Sein Werk und seine Biographie stehen gleichsam exemplarisch für das 20. Jahrhundert mit seinen tiefgreifenden Veränderungen. Vor dem Hintergrund einer wechselvollen Biographie, die das Erleben von zwei Weltkriegen und Diktatur umfasste, entwickelte er ein Werk von großer Eigenständigkeit.

Dem heute weitgehend vergessenen Künstler widmet das Museum Giersch der Goethe-Universität die große Sonderausstellung „Georg Heck (1897–1982) – Retrospektive“, die bis zum 09. Februar 2020 zu sehen ist. Die beeindruckende Retrospektive veranschaulicht anhand von 150 Gemälden, Graphiken und Originaldruckstöcken die überregionale Bedeutung dieses Künstlers.

Georg Heck „Abstrakte Farbkomposition“, 1959/63, Farbholzschnitt; Kulturkreis Georg Heck e.V. – Foto: Uwe Dettmar

Georg Hecks Kunststudium ging eine Ausbildung zum Kunstschmied, der Fronteinsatz im Ersten Weltkrieg und Kriegsgefangenschaft in Frankreich sowie eine Beschäftigung als Arbeiter in den Frankfurter Adlerwerken voraus. Infolge eines Arbeitsunfalls erblindete er 1921 auf seinem rechten Auge. Dieses Handicap hielt ihn jedoch nicht ab, sich 1923 an der Städelschule einzuschreiben. 1928 wurde er Meisterschüler von Max Beckmann. Der hochtalentierte Heck errang bereits um 1930 erste Erfolge. Während der Diktatur des Nationalsozialismus wurde er als „entartet“ verfemt und verlor zudem durch Ausbombung 1944 nahezu sein gesamtes Frühwerk.

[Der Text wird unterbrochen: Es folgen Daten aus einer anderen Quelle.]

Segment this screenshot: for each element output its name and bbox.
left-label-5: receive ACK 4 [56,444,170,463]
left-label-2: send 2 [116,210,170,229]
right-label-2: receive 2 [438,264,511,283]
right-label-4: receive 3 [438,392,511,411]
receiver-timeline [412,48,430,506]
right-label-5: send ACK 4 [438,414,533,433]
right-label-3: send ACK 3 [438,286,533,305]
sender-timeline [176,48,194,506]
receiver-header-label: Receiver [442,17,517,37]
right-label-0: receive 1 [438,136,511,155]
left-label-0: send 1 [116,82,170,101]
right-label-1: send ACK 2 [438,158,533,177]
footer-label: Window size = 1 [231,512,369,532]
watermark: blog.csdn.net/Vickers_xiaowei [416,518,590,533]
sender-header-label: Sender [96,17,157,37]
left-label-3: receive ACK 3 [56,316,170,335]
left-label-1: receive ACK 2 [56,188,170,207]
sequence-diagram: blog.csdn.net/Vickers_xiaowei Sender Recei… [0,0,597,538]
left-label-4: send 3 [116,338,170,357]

Georg Heck „Selbstbildnis“, 1930, Holzschnitt; Kulturkreis Georg Heck e.V. – Foto: Uwe Dettmar

Die Beurteilung der künstlerischen Anfänge Georg Hecks wird dadurch erschwert, dass viele seiner frühen Werke nicht erhalten sind. Die wenigen überlieferten Arbeiten sowie zeitgenössische Publikationen und Rezensionen bezeugen jedoch sein frühes herausragendes künstlerisches Potential. Seit seinen ersten Studienjahren beschäftigte sich Heck mit dem Medium der Graphik, insbesondere mit dem Holzschnitt. „Dieser hatte zu Beginn des 20. Jahrhunderts durch die Expressionisten neue Wertschätzung erlangt und sollte bei Heck in eine Werkgruppe von grandioser künstlerischer Kraft münden“, erklärt Kuratorin Susanne Wartenberg. Aus den 1930er-Jahren wurden großformatige Blätter erhalten, die in der Schau zu sehen sind, und in deren Zentrum zumeist die menschliche Figur steht.

Nach Kriegseinsatz und Gefangenschaft stand er vor einem schwierigen Neubeginn. Obwohl er in finanziell prekären Verhältnissen lebte und ihm nur ein Atelier von gerade einmal 10 Quadratmeter zur Verfügung stand, schuf er ein vielseitiges, qualitätsvolles Werk und betätigte sich auch kulturpolitisch.  So war er unter anderem 1953 Gründungsmitglied der „Frankfurter Sezession“ sowie 1976 an der Konstitution der Ausstellungsgemeinschaft „Frankfurter Kreis“ beteiligt.

Der zielstrebige Künstler war stets auf der Suche nach künstlerischen Ausdrucksmöglichkeiten und bediente sich, wie Museumsleiter Dr. Manfred Großkinsky betont, „vielfältiger Stilmittel: Ob expressiv, impressionistisch oder konstruktiv, er beherrschte die stilistischen Variationen seiner Zeit und stand diesen offen gegenüber. In seinem Nachkriegswerk fand er über Gattungs- und Stilgrenzen hinweg zu einer beeindruckenden Gestaltungskraft zwischen Figuration und Abstraktion“.

Die sehenswerte Schau, die sich hervorragend in das Konzept des vor 19 Jahren gegründeten „Museums für regionale Kunst mit überregionaler Bedeutung“ fügt, stellt in chronologisch-thematischer Abfolge Hecks Schaffen vor. Einen besonderen Schwerpunkt bilden die Holzschnitte – ein Medium, mit dem der Künstler zu besonderer Meisterschaft gelangte und kraftvolle Meisterwerke schuf. – Neben digitalen Angeboten in der Ausstellung bietet die Homepage www.georg-heck.museum-giersch.de – großzügig unterstützt von der Aventis Foundation – einen informativen Einblick in Leben und Werk des Künstlers.